I covered the back and bottom of each box with paper from Tim Holtz, then used Tissue Tape to cover the edges of each box and to hold them all together. Since I wanted the hippos to shine and not the box, I painted the tissue tape with gold Paint Dabber to calm it down a bit. Then I added some ribbons in browns and golds from my stash to the edges.

I added a sticker by Rusty Pickle to the back of one box and a stamped image, colored with Copic Markers, to another. (I found the stamp on a scrapbook retreat. I told my husband it was a portrait of us!) They appear a bit cloudy in this photo … there was just something odd going on with the lighting.

On several of them, I added Grungeboard leaves and flowers from one of the Tim Holtz kits. I colored them with Distress Inks and then used a homemade Perfect Pearls mist to cover the flowers.

For the background and sides of the box, I used Adirondack Color Wash in Sailboat Blue and Denim. The final effect reminds me of water.

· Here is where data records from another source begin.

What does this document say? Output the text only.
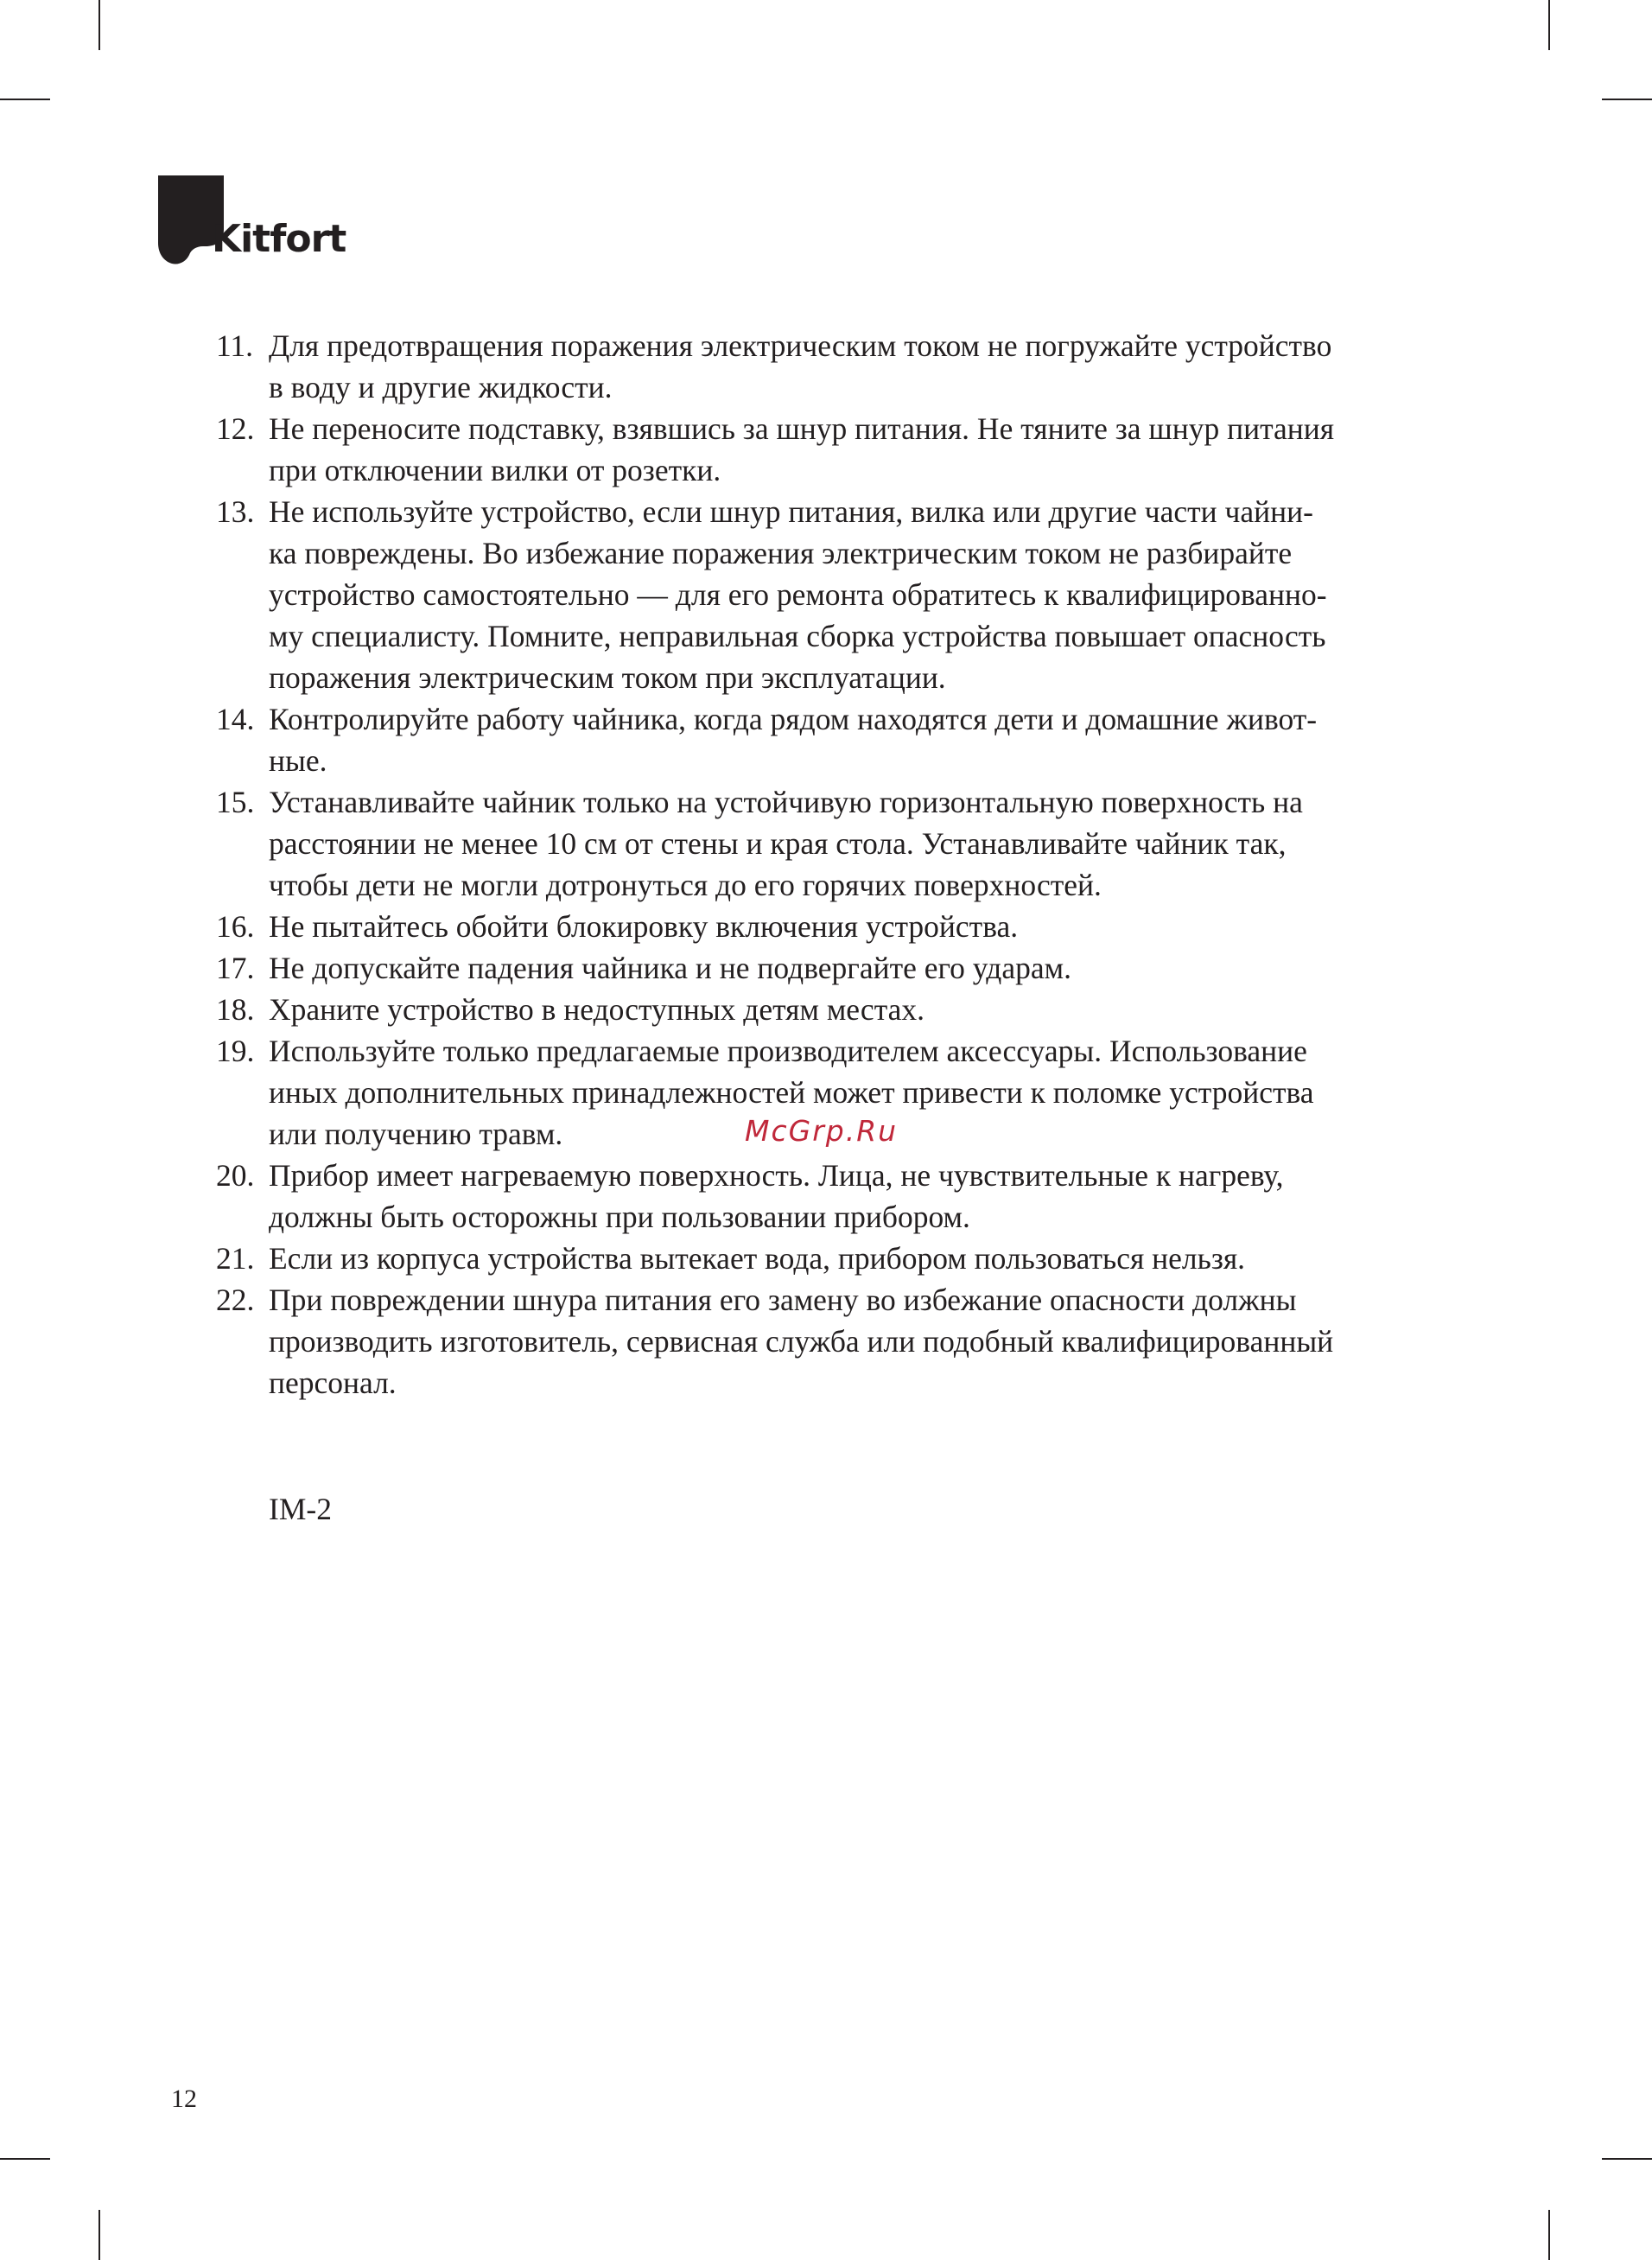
Kitfort
11. Для предотвращения поражения электрическим током не погружайте устройство
в воду и другие жидкости.
12. Не переносите подставку, взявшись за шнур питания. Не тяните за шнур питания
при отключении вилки от розетки.
13. Не используйте устройство, если шнур питания, вилка или другие части чайни-
ка повреждены. Во избежание поражения электрическим током не разбирайте
устройство самостоятельно — для его ремонта обратитесь к квалифицированно-
му специалисту. Помните, неправильная сборка устройства повышает опасность
поражения электрическим током при эксплуатации.
14. Контролируйте работу чайника, когда рядом находятся дети и домашние живот-
ные.
15. Устанавливайте чайник только на устойчивую горизонтальную поверхность на
расстоянии не менее 10 см от стены и края стола. Устанавливайте чайник так,
чтобы дети не могли дотронуться до его горячих поверхностей.
16. Не пытайтесь обойти блокировку включения устройства.
17. Не допускайте падения чайника и не подвергайте его ударам.
18. Храните устройство в недоступных детям местах.
19. Используйте только предлагаемые производителем аксессуары. Использование
иных дополнительных принадлежностей может привести к поломке устройства
или получению травм.
20. Прибор имеет нагреваемую поверхность. Лица, не чувствительные к нагреву,
должны быть осторожны при пользовании прибором.
21. Если из корпуса устройства вытекает вода, прибором пользоваться нельзя.
22. При повреждении шнура питания его замену во избежание опасности должны
производить изготовитель, сервисная служба или подобный квалифицированный
персонал.
McGrp.Ru
IM-2
12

I used Removeable Glue Dots to hold the hippos in place and put the box together. Then, I added feet, corners and a label — all Tim Holtz products (all attached with Art Glitter Designer Dries Clear glue). I thought it needed just a little more, so I added a few Prima flowers to the plastic front.

And now it is ready to go on my shelf!

Stickles Shelf

When you get more than a few of any one thing, you need a way to store it.

My latest obsession has been with Stickles and Distress Stickles by Ranger. While I don’t have all of the colors, I had enough that they needed a permanent home.

This was my solution …

I started with the mini-album shelf from KaiserCraft. I used Paint Dabbers from Ranger to paint the edges and paper from K & Company to cover the shelf.

Then, I took inspiration from Wendy Vecchi and Tim Holtz and decorated it with stamps, Grungepaper, Distress Ink and other embellishments.

This side features a Grungeboard keyhole from Tim Holtz. I painted it with Mica Gloss from JudiKins and used a Glaze pen to fill in the hole.

When I hung it over my desk, it made some other shelves look sad, so I covered a portion of them in coordinating paper. It’s so easy for me to get carried away!